Fra le mostre più visitate ed apprezzate ci sono quelle degli artisti bregagliotti Alberto Giacometti nel 2023 e quella del fratello più giovane Diego Giacometti del 2025. "Grazie alla nuova struttura con sistemi di sicurezza più moderni e condizioni climatiche migliori abbiamo potuto ospitare prestiti di collezioni importanti", ha sottolineato il direttore artistico.

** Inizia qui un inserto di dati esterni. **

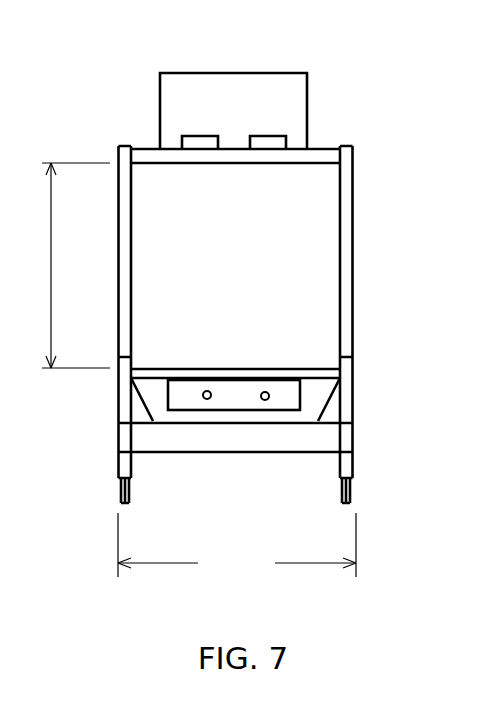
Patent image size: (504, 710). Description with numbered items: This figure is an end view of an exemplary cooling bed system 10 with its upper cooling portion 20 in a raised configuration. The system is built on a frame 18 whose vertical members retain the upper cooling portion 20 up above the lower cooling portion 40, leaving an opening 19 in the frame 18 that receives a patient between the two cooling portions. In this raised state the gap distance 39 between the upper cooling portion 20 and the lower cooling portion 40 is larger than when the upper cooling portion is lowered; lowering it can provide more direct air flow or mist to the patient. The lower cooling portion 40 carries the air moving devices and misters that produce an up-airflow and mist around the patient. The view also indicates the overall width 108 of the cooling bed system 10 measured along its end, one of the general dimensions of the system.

The cooling bed system 10 is at (316, 78).
The upper cooling portion 20 is at (287, 113).
The frame 18 is at (340, 172).
The opening 19 is at (275, 243).
The lower cooling portion 40 is at (313, 405).
The gap distance 39 is at (73, 265).
The width 108 is at (237, 545).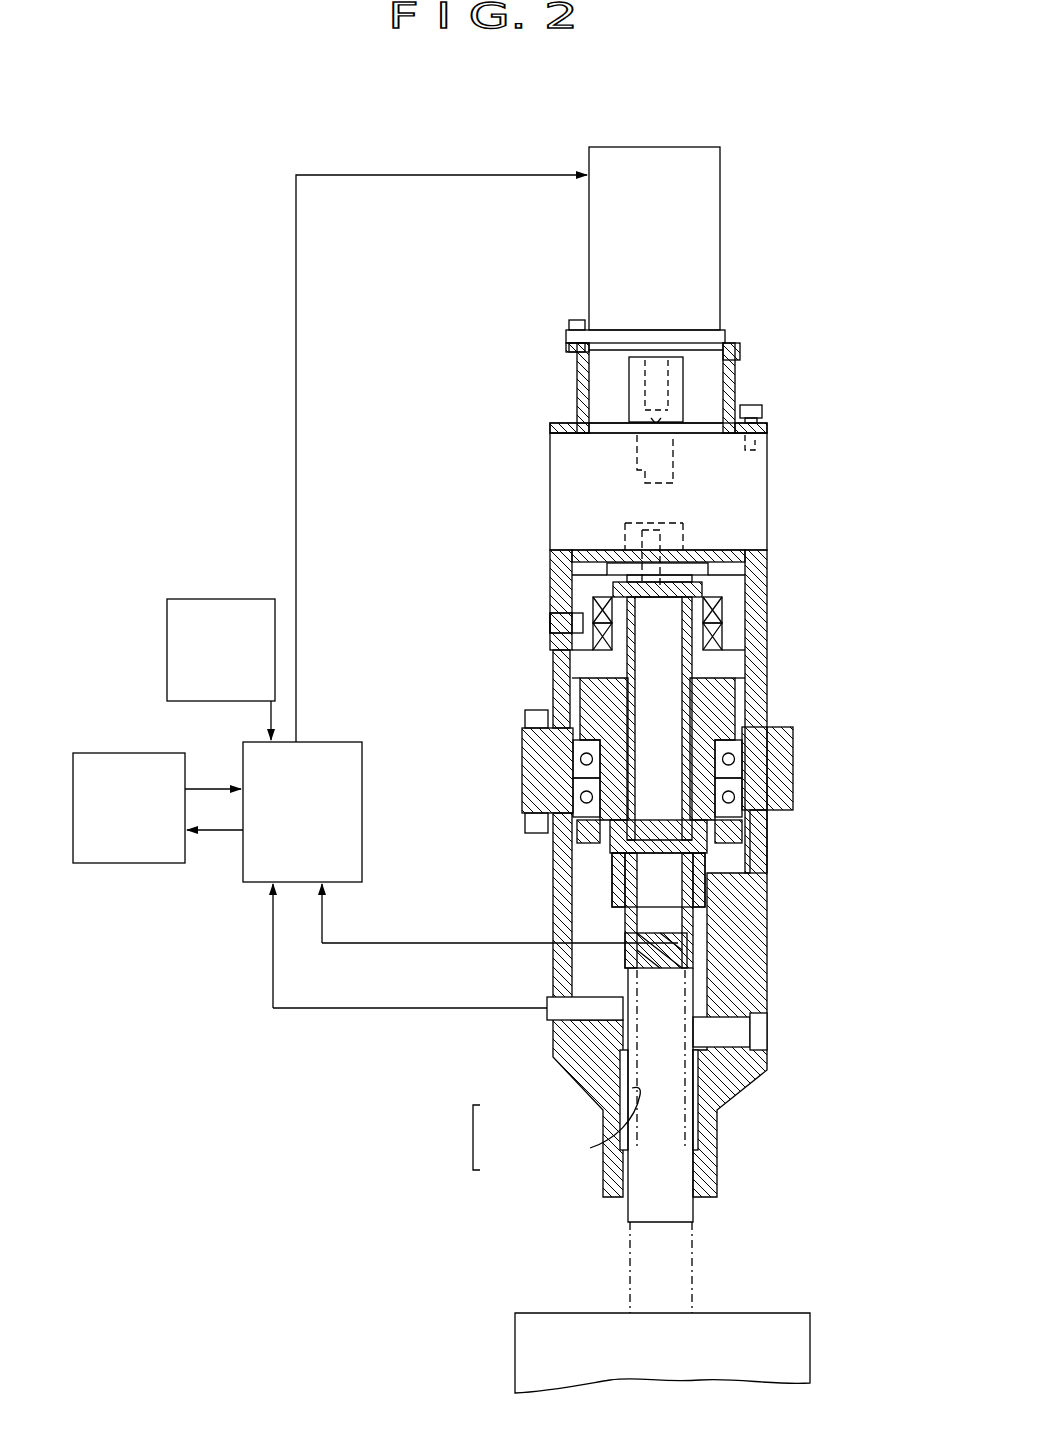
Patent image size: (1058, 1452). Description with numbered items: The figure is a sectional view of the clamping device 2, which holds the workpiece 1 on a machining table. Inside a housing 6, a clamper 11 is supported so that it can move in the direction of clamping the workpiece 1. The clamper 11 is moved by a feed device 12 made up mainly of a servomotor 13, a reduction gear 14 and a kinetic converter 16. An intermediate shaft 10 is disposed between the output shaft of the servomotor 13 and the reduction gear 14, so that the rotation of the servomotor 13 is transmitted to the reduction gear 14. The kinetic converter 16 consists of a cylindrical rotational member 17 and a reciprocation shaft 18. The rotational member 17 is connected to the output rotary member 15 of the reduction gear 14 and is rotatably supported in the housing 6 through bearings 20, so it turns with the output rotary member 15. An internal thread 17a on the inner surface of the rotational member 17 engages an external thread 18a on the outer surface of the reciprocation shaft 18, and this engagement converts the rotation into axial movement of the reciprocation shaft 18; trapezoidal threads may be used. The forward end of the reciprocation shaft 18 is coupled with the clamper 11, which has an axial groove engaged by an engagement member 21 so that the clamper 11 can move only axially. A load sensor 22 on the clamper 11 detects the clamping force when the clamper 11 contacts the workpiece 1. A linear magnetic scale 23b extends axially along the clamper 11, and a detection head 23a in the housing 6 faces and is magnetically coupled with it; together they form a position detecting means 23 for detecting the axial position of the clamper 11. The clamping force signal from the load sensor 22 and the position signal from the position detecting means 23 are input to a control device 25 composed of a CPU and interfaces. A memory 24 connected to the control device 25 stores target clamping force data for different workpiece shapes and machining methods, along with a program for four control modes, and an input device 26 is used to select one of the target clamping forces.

The workpiece 1 is at (748, 1330).
The clamping device 2 is at (513, 770).
The housing 6 is at (558, 910).
The intermediate shaft 10 is at (636, 375).
The clamper 11 is at (680, 1170).
The feed device 12 is at (536, 452).
The servomotor 13 is at (605, 270).
The reduction gear 14 is at (565, 492).
The output rotary member 15 is at (600, 570).
The kinetic converter 16 is at (578, 693).
The rotational member 17 is at (705, 588).
The internal thread 17a is at (738, 597).
The reciprocation shaft 18 is at (680, 812).
The external thread 18a is at (550, 735).
The bearings 20 is at (738, 748).
The engagement member 21 is at (740, 1035).
The load sensor 22 is at (678, 943).
The position detecting means 23 is at (456, 1137).
The detection head 23a is at (593, 1008).
The linear magnetic scale 23b is at (590, 1148).
The memory 24 is at (138, 863).
The control device 25 is at (243, 876).
The input device 26 is at (167, 665).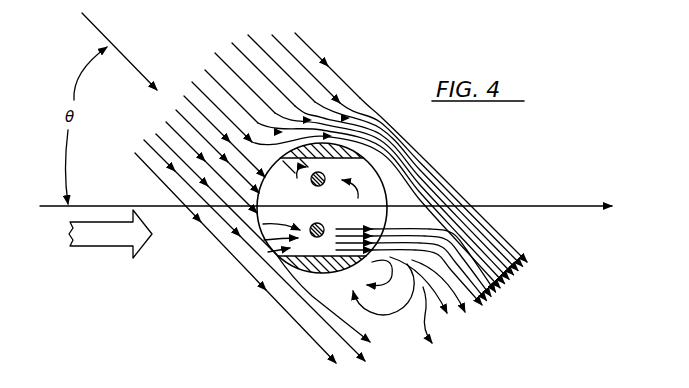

Un edificio da 28,5 milioni di franchi
L'edificio sulla Bahnhofstrasse di Coira è stato inaugurato il 22 giugno 2016, dopo circa due anni di lavori. Il costo della costruzione è stato di circa 28,5 milioni di franchi. La struttura con sette piani è stata realizzata dagli architetti spagnoli Alberto Veiga e Fabrizio Barozzi, che hanno progettato anche il Musée des Beaux-Arts di Losanna.
La nuova struttura si aggiunge alla Villa Planta, che si trova accanto, ristrutturata nello stesso periodo per 5,3 milioni di franchi. I due edifici sono collegati da un passaggio sotterraneo.